At least the Dyson sphere search has the spinoff of revealing more about Mira-type stars (since these seem to be pretty good "Dyson-sphere impostors")

If you could go back in time, why would you need to eavesdrop at all.

1) wait for the thing to happen
2) go back in time
3) ...
4) profit!

QKD is easy to jam. Just listen! or better yet cut the fiber! :-)

As for life using silicon instead of carbon... I present this sentence from the Wikipedia article on silane (the silicon analogue of methane).

"At room temperature, silane is a gas, and is pyrophoric -- it undergoes spontaneous combustion in air, without the need for external ignition."

I think you are being a bit unfair to this paper. The takeaway point is that a previously absolutely unbreakable system is not so (even if the situation to break it is a bit ridiculous).

There's an element of "what if?" to a lot of fundamental results. Carnot's work is based on "What if we had a perfectly reversible heat engine?" There is no such thing: The isothermal parts of the process have to happen infinitely slowly, and the adiabatic parts have to happen infinitely fast and yet without friction. Still, he got a hell of a result from it. I just wrote a paper on "What if we had an algorithm that could always solve such-and-such problem?" and used it to derive an upper limit on how quickly a certain task in optics can be accomplished. Of course, there is no algorithm that can always solve the problem I'm interested in, but there are some that can solve it in a wide enough range of cases to make it worth asking what the limit is.

Yeah, the paper that's ticking you off is well outside that realm, but the point is that "what if?" isn't inherently useless.

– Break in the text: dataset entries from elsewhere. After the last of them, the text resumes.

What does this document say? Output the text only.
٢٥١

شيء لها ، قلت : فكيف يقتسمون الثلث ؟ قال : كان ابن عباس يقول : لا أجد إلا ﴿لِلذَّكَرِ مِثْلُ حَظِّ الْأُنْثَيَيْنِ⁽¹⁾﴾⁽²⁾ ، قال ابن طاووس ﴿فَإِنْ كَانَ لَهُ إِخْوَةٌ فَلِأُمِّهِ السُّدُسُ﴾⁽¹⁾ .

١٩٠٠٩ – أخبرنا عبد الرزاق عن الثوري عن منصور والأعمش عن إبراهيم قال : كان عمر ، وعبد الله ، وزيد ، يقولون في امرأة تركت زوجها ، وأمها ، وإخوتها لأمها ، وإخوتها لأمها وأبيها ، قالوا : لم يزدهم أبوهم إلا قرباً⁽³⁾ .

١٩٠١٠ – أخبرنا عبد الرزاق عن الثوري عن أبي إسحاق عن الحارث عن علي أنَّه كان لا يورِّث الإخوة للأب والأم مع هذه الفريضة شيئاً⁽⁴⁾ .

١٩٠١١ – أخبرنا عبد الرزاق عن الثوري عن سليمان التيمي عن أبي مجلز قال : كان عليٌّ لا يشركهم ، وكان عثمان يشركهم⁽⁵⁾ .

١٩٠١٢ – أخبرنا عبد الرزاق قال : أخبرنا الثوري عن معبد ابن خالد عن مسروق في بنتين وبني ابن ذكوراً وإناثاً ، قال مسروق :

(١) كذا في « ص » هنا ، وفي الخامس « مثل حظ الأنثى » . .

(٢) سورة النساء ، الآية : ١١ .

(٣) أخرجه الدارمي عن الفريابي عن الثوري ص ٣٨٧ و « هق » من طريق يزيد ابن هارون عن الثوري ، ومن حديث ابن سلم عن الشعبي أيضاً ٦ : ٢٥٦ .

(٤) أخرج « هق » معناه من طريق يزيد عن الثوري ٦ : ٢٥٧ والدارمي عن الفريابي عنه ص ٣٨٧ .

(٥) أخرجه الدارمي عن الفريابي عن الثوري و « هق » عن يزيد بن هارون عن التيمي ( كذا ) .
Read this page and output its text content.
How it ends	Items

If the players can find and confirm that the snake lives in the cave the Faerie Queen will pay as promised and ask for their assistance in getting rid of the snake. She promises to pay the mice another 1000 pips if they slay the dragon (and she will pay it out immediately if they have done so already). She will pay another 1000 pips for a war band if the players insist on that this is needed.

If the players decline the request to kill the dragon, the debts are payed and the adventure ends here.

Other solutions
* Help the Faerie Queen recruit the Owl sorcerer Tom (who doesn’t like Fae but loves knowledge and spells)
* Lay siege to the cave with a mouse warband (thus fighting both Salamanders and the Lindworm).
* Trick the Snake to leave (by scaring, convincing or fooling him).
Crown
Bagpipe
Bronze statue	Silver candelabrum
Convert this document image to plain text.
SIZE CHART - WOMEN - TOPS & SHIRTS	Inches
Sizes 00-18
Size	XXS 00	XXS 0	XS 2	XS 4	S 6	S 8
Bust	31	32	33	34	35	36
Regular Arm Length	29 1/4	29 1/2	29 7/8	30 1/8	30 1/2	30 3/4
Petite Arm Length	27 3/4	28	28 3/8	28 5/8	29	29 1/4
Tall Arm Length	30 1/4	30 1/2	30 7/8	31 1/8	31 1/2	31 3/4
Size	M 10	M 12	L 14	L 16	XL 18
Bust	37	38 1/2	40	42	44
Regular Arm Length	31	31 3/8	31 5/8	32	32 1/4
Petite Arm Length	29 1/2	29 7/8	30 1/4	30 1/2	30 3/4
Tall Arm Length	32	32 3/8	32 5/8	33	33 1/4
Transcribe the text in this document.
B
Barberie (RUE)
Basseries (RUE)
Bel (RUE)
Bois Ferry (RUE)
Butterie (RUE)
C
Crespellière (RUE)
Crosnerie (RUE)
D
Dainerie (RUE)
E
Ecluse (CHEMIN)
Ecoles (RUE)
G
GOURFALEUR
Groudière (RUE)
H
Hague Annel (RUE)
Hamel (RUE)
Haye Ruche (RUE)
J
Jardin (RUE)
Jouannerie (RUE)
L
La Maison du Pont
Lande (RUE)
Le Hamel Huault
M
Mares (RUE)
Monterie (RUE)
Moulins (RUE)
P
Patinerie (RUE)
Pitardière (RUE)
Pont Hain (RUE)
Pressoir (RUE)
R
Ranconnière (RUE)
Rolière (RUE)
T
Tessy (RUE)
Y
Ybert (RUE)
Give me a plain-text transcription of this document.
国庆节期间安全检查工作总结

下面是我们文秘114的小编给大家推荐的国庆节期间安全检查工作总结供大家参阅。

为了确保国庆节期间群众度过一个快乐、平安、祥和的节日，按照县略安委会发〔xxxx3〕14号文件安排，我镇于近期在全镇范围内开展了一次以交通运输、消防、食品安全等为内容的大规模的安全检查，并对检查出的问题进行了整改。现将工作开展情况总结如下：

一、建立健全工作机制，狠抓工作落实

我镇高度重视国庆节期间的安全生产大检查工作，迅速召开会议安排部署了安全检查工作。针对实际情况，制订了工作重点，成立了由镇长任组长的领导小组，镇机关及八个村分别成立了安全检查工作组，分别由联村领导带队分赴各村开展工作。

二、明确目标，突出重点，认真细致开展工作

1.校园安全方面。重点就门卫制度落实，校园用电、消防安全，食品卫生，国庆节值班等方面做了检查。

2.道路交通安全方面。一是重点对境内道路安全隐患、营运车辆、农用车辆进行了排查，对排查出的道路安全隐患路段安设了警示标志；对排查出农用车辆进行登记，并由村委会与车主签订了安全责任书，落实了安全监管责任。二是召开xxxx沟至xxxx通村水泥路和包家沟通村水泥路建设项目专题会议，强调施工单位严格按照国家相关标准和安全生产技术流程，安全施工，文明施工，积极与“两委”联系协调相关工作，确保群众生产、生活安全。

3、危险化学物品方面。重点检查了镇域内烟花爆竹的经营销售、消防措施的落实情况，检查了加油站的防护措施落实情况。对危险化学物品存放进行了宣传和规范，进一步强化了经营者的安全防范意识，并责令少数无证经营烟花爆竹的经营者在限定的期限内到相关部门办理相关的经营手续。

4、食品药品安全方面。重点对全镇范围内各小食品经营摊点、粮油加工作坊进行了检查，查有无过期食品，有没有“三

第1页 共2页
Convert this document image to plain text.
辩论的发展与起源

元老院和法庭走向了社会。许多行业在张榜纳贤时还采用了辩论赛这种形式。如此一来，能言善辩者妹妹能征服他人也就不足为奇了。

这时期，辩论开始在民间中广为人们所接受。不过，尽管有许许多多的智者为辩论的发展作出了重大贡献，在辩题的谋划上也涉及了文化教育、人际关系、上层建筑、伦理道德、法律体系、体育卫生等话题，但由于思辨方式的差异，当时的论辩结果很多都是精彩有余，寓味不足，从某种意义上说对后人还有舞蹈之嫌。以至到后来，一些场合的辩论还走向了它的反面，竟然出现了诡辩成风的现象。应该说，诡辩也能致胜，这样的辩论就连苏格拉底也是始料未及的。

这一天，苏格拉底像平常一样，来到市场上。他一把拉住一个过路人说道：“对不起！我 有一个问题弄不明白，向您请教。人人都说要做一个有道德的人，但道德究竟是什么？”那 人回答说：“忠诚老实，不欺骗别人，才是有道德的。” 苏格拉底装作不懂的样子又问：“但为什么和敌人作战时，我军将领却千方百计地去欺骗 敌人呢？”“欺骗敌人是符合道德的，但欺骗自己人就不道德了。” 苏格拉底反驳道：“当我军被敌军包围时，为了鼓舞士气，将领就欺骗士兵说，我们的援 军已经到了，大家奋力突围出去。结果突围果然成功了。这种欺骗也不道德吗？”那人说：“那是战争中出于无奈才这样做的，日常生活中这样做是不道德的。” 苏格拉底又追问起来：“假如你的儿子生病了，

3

Come to think of it, quantum computation began with people saying "What if we could actually manipulate individual 2-level systems with a degree of control not yet achieved experimentally, maintaining quantum coherence throughout the process?" (Or at least not achieved at the time.)

>>The answer turns out to include "a negative energy density," which is impossible,

Isn't this in face NOT impossible if the whole "dark energy" business pans out? Doesn't the cosmological constant basically amount to a negative energy density in space?

I'm not saying you can scoop up a bunch of 'dark energy' and use it to prop your wormhole open as a PRACTICAL matter, but I don't think the very idea is necessarily nonsense.